PS: non, j'essaierai pas emacs-seul-shiva-avec-ses-bras-multiples-peut-l'utiliser  :Razz: 

EDIT: non pire.

7 lignes plus bas avec la touche j, plusieurs fois la touche l (L minuscule) pour arriver au mot à éditer, puis cw "lemotédité" ESCAPE

plutôt que: doucle clic sur le mot, "lemotédité"

??

----------

## Monstros

Ca veut donc dire que "universalknowledge" est un thème pour emacs ! 8o)

Et pour nano, il y a Rules-Imperator/MasterOfTheUniverse-0.92.3-gros_beta ! ;o)P

----------

## spider312

 *Dais wrote:*   

> Vous m'avez convaincu d'essayer vim 
> 
> J'ai fait le vimtutor à l'instant et je me pose une question: en quoi on gagne du temps à descendre 7 lignes avec la touche j, puis traverser la moitié d'une ligne avec la touche l (L minuscule), plutôt que de cliquer dessus ?
> 
> PS: non, j'essaierai pas emacs-seul-shiva-avec-ses-bras-multiples-peut-l'utiliser 
> ...

 euh ouais, mais quand tu compares, essaye de le faire avec des choses comparables ... essaye gvim plutôt

----------

## blasserre

une ptite dernière pour la route...

personne n'utilise mc ? simple et pratique quand on ne sait pas ce qu'on fait

----------

## zdra

Ouai j'utilise mc depuis le DOS 6 ... ça s'appellais norton à l'époque, bon évidement mc est une copie de norton en bien mieux.

----------

## tfh

vim power, avec latexsuite c tres bien pour faire ses rapport de tp/tl/projet   depuis le bureau/l'école.

Puis gvim c'est encore mieux car y'a pas besoin d'apprendre tout les raccourcis. 

Xemacs j'ai du commencer a coer en java dessus, je me suis arrache les cheveux.

----------

## dapsaille

OUais bon bref pour shematiser ca depend vraiment de l'utilisation que l'on en fait ..

 Si c'est un user qui edite un fichier de conf 2 3 fois dans la journee (comme moi) nano est nickel (et que personne crache sur mc nan mais)

Si c'est un coder (je le suis pas encore mais je m'entraine :p) la il vas se lacher sur vi ou emacs et du coup auras les automatismes pour dompter la bete lors d'un simple edit de /etc/fstab ..

 Me trompes-je ?? ou doisje aller jouer avec le pingouin dans l'encoignure de la porte qui sublime l'interne veloute des miasmes subjectifs ?? (qui as di que j'ais essaye emacs O_o)

----------

## Starch

 *Dais wrote:*   

> 7 lignes plus bas avec la touche j, plusieurs fois la touche l (L minuscule) pour arriver au mot à éditer, puis cw "lemotédité" ESCAPE
> 
> plutôt que: doucle clic sur le mot, "lemotédité"??

 

Comme pour les disques durs, le déplacement du bras c'est le plus long.

----------

## ALK13

Vim forever  :Wink: 

----------

## kwenspc

pareil vim.

il peut être simple et complexe à la fois. 

ALK13 : Sympa l'avatar, complètement trop bien!  :Wink: 

----------

## tetienne

Bah moi ça restera vim tant que les trolleurs pour emacs ne me montreront pas comment corriger l'orthographe du buffer dynamiquement (et pas lancer une correction à la volée).
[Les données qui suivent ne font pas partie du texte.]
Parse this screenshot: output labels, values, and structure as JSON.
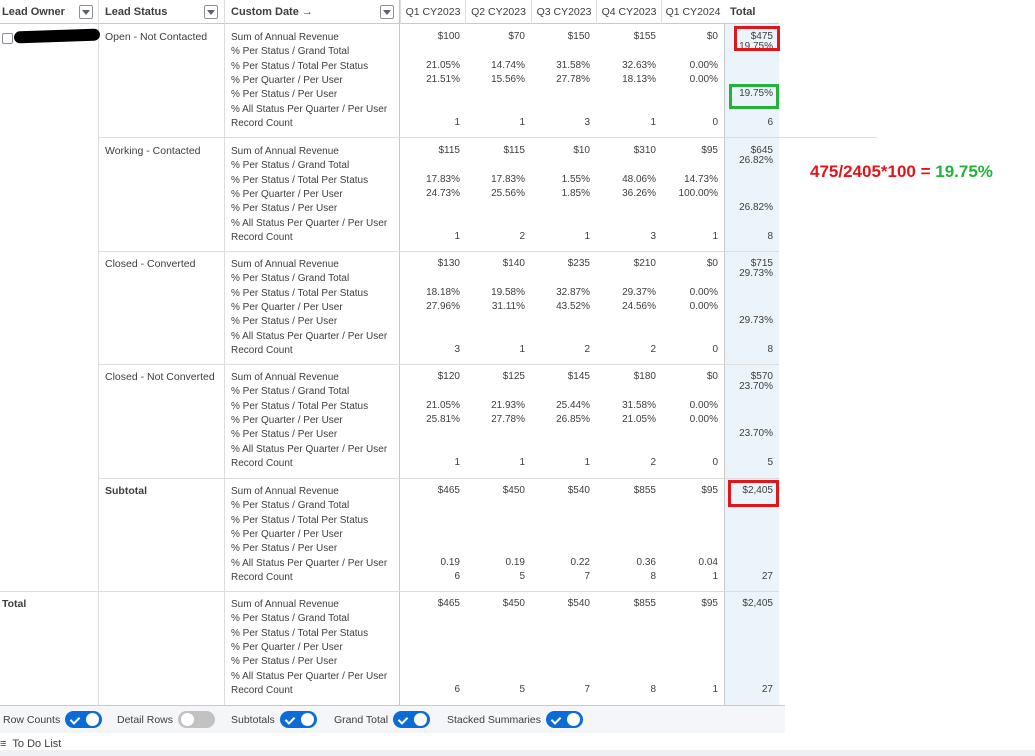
{
  "header": {
    "lead_owner": "Lead Owner",
    "lead_status": "Lead Status",
    "custom_date": "Custom Date →",
    "quarters": [
      "Q1 CY2023",
      "Q2 CY2023",
      "Q3 CY2023",
      "Q4 CY2023",
      "Q1 CY2024"
    ],
    "total": "Total"
  },
  "metrics": [
    "Sum of Annual Revenue",
    "% Per Status / Grand Total",
    "% Per Status / Total Per Status",
    "% Per Quarter / Per User",
    "% Per Status / Per User",
    "% All Status Per Quarter / Per User",
    "Record Count"
  ],
  "groups": [
    {
      "status": "Open - Not Contacted",
      "q": [
        {
          "sum": "$100",
          "pts": "21.05%",
          "pqu": "21.51%",
          "count": "1"
        },
        {
          "sum": "$70",
          "pts": "14.74%",
          "pqu": "15.56%",
          "count": "1"
        },
        {
          "sum": "$150",
          "pts": "31.58%",
          "pqu": "27.78%",
          "count": "3"
        },
        {
          "sum": "$155",
          "pts": "32.63%",
          "pqu": "18.13%",
          "count": "1"
        },
        {
          "sum": "$0",
          "pts": "0.00%",
          "pqu": "0.00%",
          "count": "0"
        }
      ],
      "total": {
        "sum": "$475",
        "pgt": "19.75%",
        "psu": "19.75%",
        "count": "6"
      }
    },
    {
      "status": "Working - Contacted",
      "q": [
        {
          "sum": "$115",
          "pts": "17.83%",
          "pqu": "24.73%",
          "count": "1"
        },
        {
          "sum": "$115",
          "pts": "17.83%",
          "pqu": "25.56%",
          "count": "2"
        },
        {
          "sum": "$10",
          "pts": "1.55%",
          "pqu": "1.85%",
          "count": "1"
        },
        {
          "sum": "$310",
          "pts": "48.06%",
          "pqu": "36.26%",
          "count": "3"
        },
        {
          "sum": "$95",
          "pts": "14.73%",
          "pqu": "100.00%",
          "count": "1"
        }
      ],
      "total": {
        "sum": "$645",
        "pgt": "26.82%",
        "psu": "26.82%",
        "count": "8"
      }
    },
    {
      "status": "Closed - Converted",
      "q": [
        {
          "sum": "$130",
          "pts": "18.18%",
          "pqu": "27.96%",
          "count": "3"
        },
        {
          "sum": "$140",
          "pts": "19.58%",
          "pqu": "31.11%",
          "count": "1"
        },
        {
          "sum": "$235",
          "pts": "32.87%",
          "pqu": "43.52%",
          "count": "2"
        },
        {
          "sum": "$210",
          "pts": "29.37%",
          "pqu": "24.56%",
          "count": "2"
        },
        {
          "sum": "$0",
          "pts": "0.00%",
          "pqu": "0.00%",
          "count": "0"
        }
      ],
      "total": {
        "sum": "$715",
        "pgt": "29.73%",
        "psu": "29.73%",
        "count": "8"
      }
    },
    {
      "status": "Closed - Not Converted",
      "q": [
        {
          "sum": "$120",
          "pts": "21.05%",
          "pqu": "25.81%",
          "count": "1"
        },
        {
          "sum": "$125",
          "pts": "21.93%",
          "pqu": "27.78%",
          "count": "1"
        },
        {
          "sum": "$145",
          "pts": "25.44%",
          "pqu": "26.85%",
          "count": "1"
        },
        {
          "sum": "$180",
          "pts": "31.58%",
          "pqu": "21.05%",
          "count": "2"
        },
        {
          "sum": "$0",
          "pts": "0.00%",
          "pqu": "0.00%",
          "count": "0"
        }
      ],
      "total": {
        "sum": "$570",
        "pgt": "23.70%",
        "psu": "23.70%",
        "count": "5"
      }
    }
  ],
  "subtotal": {
    "label": "Subtotal",
    "q": [
      {
        "sum": "$465",
        "all": "0.19",
        "count": "6"
      },
      {
        "sum": "$450",
        "all": "0.19",
        "count": "5"
      },
      {
        "sum": "$540",
        "all": "0.22",
        "count": "7"
      },
      {
        "sum": "$855",
        "all": "0.36",
        "count": "8"
      },
      {
        "sum": "$95",
        "all": "0.04",
        "count": "1"
      }
    ],
    "total": {
      "sum": "$2,405",
      "count": "27"
    }
  },
  "grand": {
    "label": "Total",
    "q": [
      {
        "sum": "$465",
        "count": "6"
      },
      {
        "sum": "$450",
        "count": "5"
      },
      {
        "sum": "$540",
        "count": "7"
      },
      {
        "sum": "$855",
        "count": "8"
      },
      {
        "sum": "$95",
        "count": "1"
      }
    ],
    "total": {
      "sum": "$2,405",
      "count": "27"
    }
  },
  "annotation": {
    "formula": "475/2405*100 = ",
    "result": "19.75%"
  },
  "footer": {
    "row_counts": "Row Counts",
    "row_counts_on": true,
    "detail_rows": "Detail Rows",
    "detail_rows_on": false,
    "subtotals": "Subtotals",
    "subtotals_on": true,
    "grand_total": "Grand Total",
    "grand_total_on": true,
    "stacked": "Stacked Summaries",
    "stacked_on": true
  },
  "todo": {
    "icon": "≡",
    "label": "To Do List"
  },
  "colors": {
    "highlight_red": "#e0161b",
    "highlight_green": "#23b33c",
    "toggle_on": "#0b6cd6",
    "total_column": "#ebf4fb"
  }
}
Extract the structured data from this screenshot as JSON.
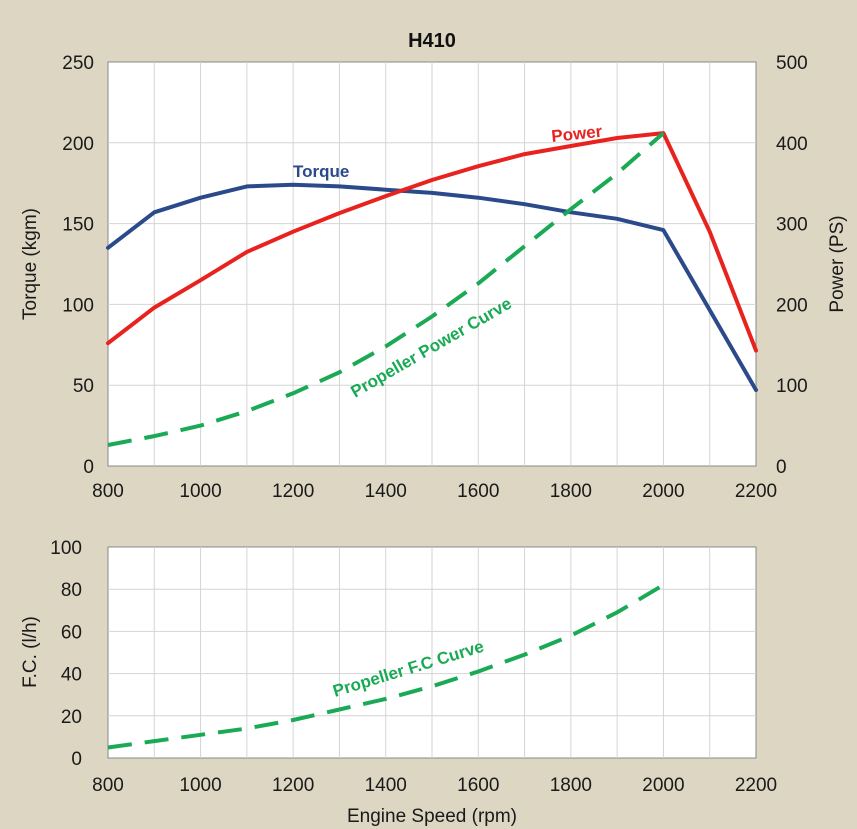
{
  "chart_data": [
    {
      "type": "line",
      "title": "H410",
      "xlabel": "",
      "ylabel_left": "Torque (kgm)",
      "ylabel_right": "Power (PS)",
      "xlim": [
        800,
        2200
      ],
      "xticks": [
        800,
        1000,
        1200,
        1400,
        1600,
        1800,
        2000,
        2200
      ],
      "ylim_left": [
        0,
        250
      ],
      "yticks_left": [
        0,
        50,
        100,
        150,
        200,
        250
      ],
      "ylim_right": [
        0,
        500
      ],
      "yticks_right": [
        0,
        100,
        200,
        300,
        400,
        500
      ],
      "grid": true,
      "series": [
        {
          "name": "Torque",
          "axis": "left",
          "color": "#2b4a8b",
          "style": "solid",
          "x": [
            800,
            900,
            1000,
            1100,
            1200,
            1300,
            1400,
            1500,
            1600,
            1700,
            1800,
            1900,
            2000,
            2200
          ],
          "y": [
            135,
            157,
            166,
            173,
            174,
            173,
            171,
            169,
            166,
            162,
            157,
            153,
            146,
            47
          ]
        },
        {
          "name": "Power",
          "axis": "right",
          "color": "#e8231f",
          "style": "solid",
          "x": [
            800,
            900,
            1000,
            1100,
            1200,
            1300,
            1400,
            1500,
            1600,
            1700,
            1800,
            1900,
            2000,
            2100,
            2200
          ],
          "y": [
            152,
            196,
            230,
            265,
            290,
            313,
            334,
            354,
            371,
            386,
            396,
            406,
            412,
            290,
            143
          ]
        },
        {
          "name": "Propeller Power Curve",
          "axis": "right",
          "color": "#1aaa55",
          "style": "dashed",
          "x": [
            800,
            900,
            1000,
            1100,
            1200,
            1300,
            1400,
            1500,
            1600,
            1700,
            1800,
            1900,
            2000
          ],
          "y": [
            26,
            37,
            50,
            68,
            90,
            116,
            148,
            185,
            226,
            272,
            318,
            362,
            412
          ]
        }
      ]
    },
    {
      "type": "line",
      "title": "",
      "xlabel": "Engine Speed (rpm)",
      "ylabel": "F.C. (l/h)",
      "xlim": [
        800,
        2200
      ],
      "xticks": [
        800,
        1000,
        1200,
        1400,
        1600,
        1800,
        2000,
        2200
      ],
      "ylim": [
        0,
        100
      ],
      "yticks": [
        0,
        20,
        40,
        60,
        80,
        100
      ],
      "grid": true,
      "series": [
        {
          "name": "Propeller F.C Curve",
          "color": "#1aaa55",
          "style": "dashed",
          "x": [
            800,
            900,
            1000,
            1100,
            1200,
            1300,
            1400,
            1500,
            1600,
            1700,
            1800,
            1900,
            2000
          ],
          "y": [
            5,
            8,
            11,
            14,
            18,
            23,
            28,
            34,
            41,
            49,
            58,
            69,
            82
          ]
        }
      ]
    }
  ],
  "annotations": {
    "torque": "Torque",
    "power": "Power",
    "propeller_power": "Propeller Power Curve",
    "propeller_fc": "Propeller F.C Curve"
  }
}
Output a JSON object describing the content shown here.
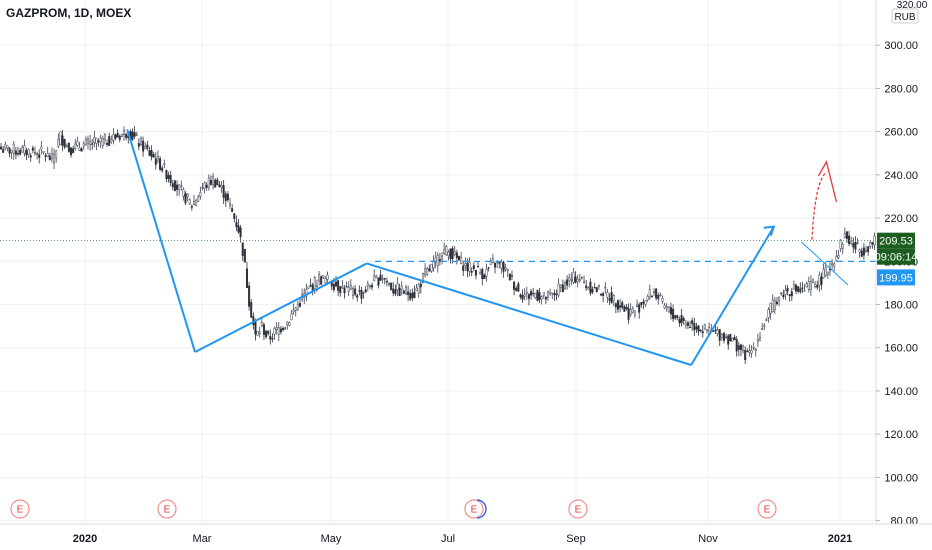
{
  "title": "GAZPROM, 1D, MOEX",
  "currency": "RUB",
  "price_top_clip": "320.00",
  "colors": {
    "up": "#26a69a",
    "down": "#ef5350",
    "candle": "#2b2f38",
    "trend": "#2196f3",
    "forecast": "#e53935",
    "label_price_bg": "#1b5e20",
    "label_level_bg": "#2196f3",
    "grid": "#eef0f3"
  },
  "labels": {
    "last_price": "209.53",
    "countdown": "09:06:14",
    "level": "199.95"
  },
  "events": [
    "E",
    "E",
    "E",
    "E",
    "E"
  ],
  "chart_data": {
    "type": "candlestick",
    "title": "GAZPROM, 1D, MOEX",
    "ylabel": "RUB",
    "ylim": [
      80,
      320
    ],
    "y_ticks": [
      "80.00",
      "100.00",
      "120.00",
      "140.00",
      "160.00",
      "180.00",
      "200.00",
      "220.00",
      "240.00",
      "260.00",
      "280.00",
      "300.00"
    ],
    "x_ticks": [
      "2020",
      "Mar",
      "May",
      "Jul",
      "Sep",
      "Nov",
      "2021"
    ],
    "grid": true,
    "approx_path": [
      [
        0,
        252
      ],
      [
        10,
        251
      ],
      [
        20,
        250
      ],
      [
        24,
        247
      ],
      [
        28,
        258
      ],
      [
        32,
        252
      ],
      [
        40,
        254
      ],
      [
        50,
        256
      ],
      [
        60,
        260
      ],
      [
        65,
        255
      ],
      [
        70,
        250
      ],
      [
        75,
        245
      ],
      [
        80,
        238
      ],
      [
        85,
        232
      ],
      [
        90,
        226
      ],
      [
        95,
        234
      ],
      [
        100,
        238
      ],
      [
        105,
        232
      ],
      [
        108,
        225
      ],
      [
        112,
        215
      ],
      [
        114,
        205
      ],
      [
        117,
        182
      ],
      [
        120,
        165
      ],
      [
        123,
        170
      ],
      [
        126,
        164
      ],
      [
        130,
        168
      ],
      [
        135,
        172
      ],
      [
        140,
        180
      ],
      [
        145,
        187
      ],
      [
        150,
        192
      ],
      [
        155,
        191
      ],
      [
        160,
        188
      ],
      [
        165,
        186
      ],
      [
        170,
        185
      ],
      [
        175,
        190
      ],
      [
        180,
        193
      ],
      [
        185,
        187
      ],
      [
        190,
        186
      ],
      [
        195,
        185
      ],
      [
        200,
        194
      ],
      [
        205,
        199
      ],
      [
        208,
        205
      ],
      [
        212,
        204
      ],
      [
        216,
        200
      ],
      [
        220,
        197
      ],
      [
        224,
        196
      ],
      [
        228,
        194
      ],
      [
        232,
        199
      ],
      [
        236,
        198
      ],
      [
        240,
        193
      ],
      [
        244,
        186
      ],
      [
        248,
        184
      ],
      [
        252,
        185
      ],
      [
        256,
        183
      ],
      [
        260,
        184
      ],
      [
        264,
        188
      ],
      [
        268,
        191
      ],
      [
        272,
        193
      ],
      [
        276,
        189
      ],
      [
        280,
        187
      ],
      [
        284,
        186
      ],
      [
        288,
        183
      ],
      [
        292,
        180
      ],
      [
        296,
        176
      ],
      [
        300,
        178
      ],
      [
        304,
        183
      ],
      [
        308,
        186
      ],
      [
        312,
        180
      ],
      [
        316,
        176
      ],
      [
        320,
        173
      ],
      [
        324,
        171
      ],
      [
        328,
        170
      ],
      [
        332,
        168
      ],
      [
        336,
        167
      ],
      [
        340,
        166
      ],
      [
        344,
        164
      ],
      [
        348,
        160
      ],
      [
        352,
        156
      ],
      [
        355,
        160
      ],
      [
        358,
        167
      ],
      [
        362,
        176
      ],
      [
        366,
        183
      ],
      [
        370,
        186
      ],
      [
        374,
        187
      ],
      [
        378,
        186
      ],
      [
        382,
        189
      ],
      [
        386,
        191
      ],
      [
        390,
        196
      ],
      [
        394,
        203
      ],
      [
        398,
        212
      ],
      [
        402,
        207
      ],
      [
        406,
        205
      ],
      [
        410,
        208
      ],
      [
        414,
        209.53
      ]
    ],
    "trend_lines": [
      {
        "name": "",
        "points": [
          [
            60,
            261
          ],
          [
            92,
            158
          ]
        ]
      },
      {
        "name": "",
        "points": [
          [
            92,
            158
          ],
          [
            173,
            199
          ]
        ]
      },
      {
        "name": "",
        "points": [
          [
            173,
            199
          ],
          [
            326,
            152
          ]
        ]
      },
      {
        "name": "",
        "points": [
          [
            326,
            152
          ],
          [
            365,
            216
          ]
        ]
      },
      {
        "name": "",
        "points": [
          [
            378,
            209
          ],
          [
            400,
            189
          ]
        ]
      }
    ],
    "horizontal_levels": [
      {
        "value": 199.95,
        "style": "dashed"
      },
      {
        "value": 209.53,
        "style": "dotted"
      }
    ],
    "forecast_arrow": {
      "from": [
        383,
        210
      ],
      "to": [
        391,
        229
      ],
      "peak": 246
    }
  }
}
Je veux avoir ma correction orthographique sans avoir à lancer quoi que ce soit. Vim avec aspell me fait ça au poil. Quand un "emacseur" prônant la surpuissance de emacs sera capable de me montrer comment faire ça, je voudrai bien essayer (j'ai quand même fait un paquet d'heures de google). (Un bon tutorial Emacs aussi, parce que les tutoriaux qui montrent des raccourcis qui marchent jamais sur ma machine, c'est un peu frustrant)

----------

## mic006fr

 *Dais wrote:*   

> Vous m'avez convaincu d'essayer vim 
> 
> J'ai fait le vimtutor à l'instant et je me pose une question: en quoi on gagne du temps à descendre 7 lignes avec la touche j, puis traverser la moitié d'une ligne avec la touche l (L minuscule), plutôt que de cliquer dessus ?
> 
> PS: non, j'essaierai pas emacs-seul-shiva-avec-ses-bras-multiples-peut-l'utiliser 
> ...

 

Les flèches marchent aussi, sous (g)vim (mais pas vi je crois).

Ma touche préférée, c'est '*' -> recherche du mot sous le curseur + surlignage ! Pour rechercher des fonctions / variables, c'est bien pratique.

----------

## papedre

He, hop, j'ai profiter de ce petit troll pour tester vim et gvim ( pour Gentoo & Windaube).

Voila, seulement, pour mon boulot, j'edite des fichiers via FTP.

Je voulais savoir si il y a une methode simple pour permettre d'ouvrir et de sauvegarder un fichier en FTP à l'aide de gvim (sans faire tout un tas de manip, juste en tapant une commande).

Parce que en ce moment, je fait un get ( sous dos). Ensuite, j'utilise gvim, ensuite un put sur le serveur , pour enfin faire la compilation. 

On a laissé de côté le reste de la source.